O trecho acima foi destacado da decisão que deferiu pedido liminar para suspender o recente aumento de combustíveis - Ação Popular, processo nº. 1007839-83.2017.4.01.3400, da 20ª Vara Federal Cível da SJDF.

A Ação foi interposta objetivando suspender, liminarmente, os efeitos do Decreto nº 9.101, de 20 de julho de 2017, que aumentaram as alíquotas da contribuição para o PIS/PASEP e da Contribuição para o Financiamento da Seguridade Social – COFINS, incidentes sobre a importação e a comercialização de gasolina, óleo diesel, gás liquefeito de petróleo (GLP), querosene de aviação e álcool.

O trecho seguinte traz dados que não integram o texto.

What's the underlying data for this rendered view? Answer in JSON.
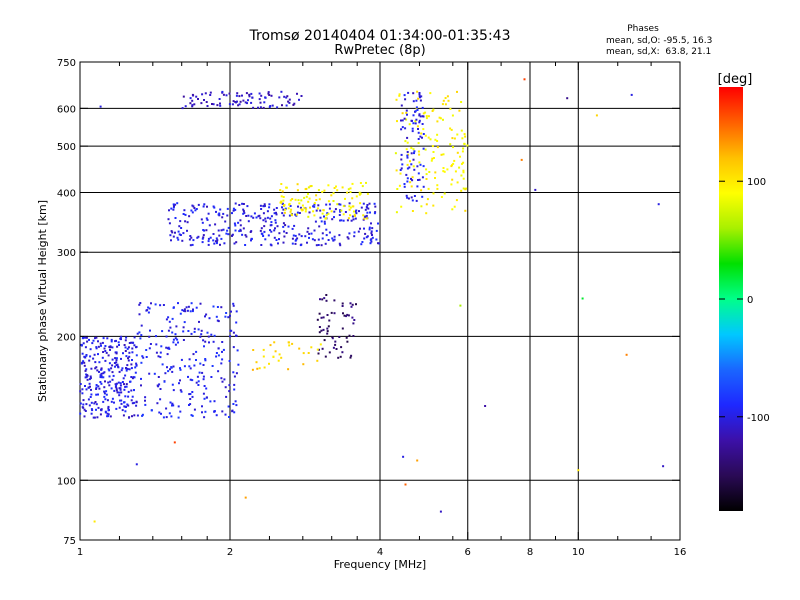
{
  "chart_data": {
    "type": "scatter",
    "title": "Tromsø 20140404 01:34:00-01:35:43",
    "subtitle": "RwPretec (8p)",
    "xlabel": "Frequency [MHz]",
    "ylabel": "Stationary phase Virtual Height [km]",
    "x_scale": "log",
    "y_scale": "log",
    "xlim": [
      1,
      16
    ],
    "ylim": [
      75,
      750
    ],
    "x_ticks": [
      1,
      2,
      4,
      6,
      8,
      10,
      16
    ],
    "x_tick_labels": [
      "1",
      "2",
      "4",
      "6",
      "8",
      "10",
      "16"
    ],
    "x_minor_ticks": [
      1.2,
      1.4,
      1.6,
      1.8,
      2.4,
      2.8,
      3.2,
      3.6,
      4.8,
      5.6,
      7,
      9,
      12,
      14
    ],
    "y_ticks": [
      75,
      100,
      200,
      300,
      400,
      500,
      600,
      750
    ],
    "y_tick_labels": [
      "75",
      "100",
      "200",
      "300",
      "400",
      "500",
      "600",
      "750"
    ],
    "x_grid": [
      2,
      4,
      6,
      8,
      10
    ],
    "y_grid": [
      100,
      200,
      300,
      400,
      500,
      600
    ],
    "grid": true,
    "info_box": {
      "heading": "Phases",
      "line1": "mean, sd,O: -95.5, 16.3",
      "line2": "mean, sd,X:  63.8, 21.1"
    },
    "colorbar": {
      "unit": "[deg]",
      "range": [
        -180,
        180
      ],
      "tick_values": [
        100,
        0,
        -100
      ],
      "tick_labels": [
        "100",
        "0",
        "-100"
      ],
      "colors": [
        "#000000",
        "#2a0a55",
        "#3c10a8",
        "#1e28ff",
        "#1a66ff",
        "#00c8ff",
        "#00ff8a",
        "#00e000",
        "#a8f000",
        "#ffff00",
        "#ffc000",
        "#ff6000",
        "#ff0000"
      ]
    },
    "traces": [
      {
        "name": "",
        "phase": -100,
        "count": 300,
        "x_range": [
          1.0,
          1.3
        ],
        "y_range": [
          135,
          200
        ]
      },
      {
        "name": "",
        "phase": -95,
        "count": 260,
        "x_range": [
          1.3,
          2.1
        ],
        "y_range": [
          135,
          235
        ]
      },
      {
        "name": "",
        "phase": -100,
        "count": 360,
        "x_range": [
          1.5,
          4.0
        ],
        "y_range": [
          310,
          380
        ]
      },
      {
        "name": "",
        "phase": -110,
        "count": 90,
        "x_range": [
          1.6,
          2.8
        ],
        "y_range": [
          600,
          650
        ]
      },
      {
        "name": "",
        "phase": -140,
        "count": 60,
        "x_range": [
          3.0,
          3.6
        ],
        "y_range": [
          180,
          245
        ]
      },
      {
        "name": "",
        "phase": 95,
        "count": 110,
        "x_range": [
          2.5,
          3.8
        ],
        "y_range": [
          350,
          420
        ]
      },
      {
        "name": "",
        "phase": 95,
        "count": 140,
        "x_range": [
          4.3,
          6.0
        ],
        "y_range": [
          360,
          650
        ]
      },
      {
        "name": "",
        "phase": -100,
        "count": 90,
        "x_range": [
          4.4,
          4.9
        ],
        "y_range": [
          380,
          650
        ]
      },
      {
        "name": "",
        "phase": 110,
        "count": 30,
        "x_range": [
          2.2,
          3.1
        ],
        "y_range": [
          170,
          195
        ]
      }
    ],
    "isolated_points": [
      {
        "x": 1.07,
        "y": 82,
        "phase": 100
      },
      {
        "x": 2.15,
        "y": 92,
        "phase": 130
      },
      {
        "x": 4.5,
        "y": 98,
        "phase": 150
      },
      {
        "x": 5.3,
        "y": 86,
        "phase": -110
      },
      {
        "x": 6.5,
        "y": 143,
        "phase": -120
      },
      {
        "x": 10.0,
        "y": 105,
        "phase": 100
      },
      {
        "x": 12.5,
        "y": 183,
        "phase": 140
      },
      {
        "x": 14.8,
        "y": 107,
        "phase": -110
      },
      {
        "x": 14.5,
        "y": 378,
        "phase": -100
      },
      {
        "x": 10.2,
        "y": 240,
        "phase": 20
      },
      {
        "x": 5.8,
        "y": 232,
        "phase": 60
      },
      {
        "x": 8.2,
        "y": 405,
        "phase": -110
      },
      {
        "x": 7.7,
        "y": 468,
        "phase": 140
      },
      {
        "x": 7.8,
        "y": 690,
        "phase": 160
      },
      {
        "x": 9.5,
        "y": 630,
        "phase": -130
      },
      {
        "x": 10.9,
        "y": 580,
        "phase": 110
      },
      {
        "x": 12.8,
        "y": 640,
        "phase": -100
      },
      {
        "x": 1.1,
        "y": 605,
        "phase": -100
      },
      {
        "x": 1.3,
        "y": 108,
        "phase": -100
      },
      {
        "x": 1.55,
        "y": 120,
        "phase": 160
      },
      {
        "x": 4.45,
        "y": 112,
        "phase": -100
      },
      {
        "x": 4.75,
        "y": 110,
        "phase": 130
      }
    ]
  }
}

Segundo o julgador, o decreto em questão não respeitou os 90 dias necessários para o inicio da vigência. Além disso, o instrumento legislativo adequado à criação e à majoração do tributo é, sem exceção, a Lei, não se prestando a tais objetivos outras espécies legislativas como o presente Decreto.

Raquel Guindani Caleffi

Fonte: SJDF

**ATUALIZAÇÃO**

O TRF derrubou a decisão judicial que havia suspendido o aumento no preço dos combustíveis. A decisão liminar foi revogada no dia seguinte ao da concessão. Desta forma, volta a valer o decreto do presidente Michel Temer, que elevou a alíquota do PIS/Cofins sobre a gasolina, diesel e etanol. O tribunal argumentou que, sem o aumento do imposto, o governo perderia R$ 78 milhões por dia, prejudicando o equilíbrio nas contas públicas e a retomada do crescimento econômico.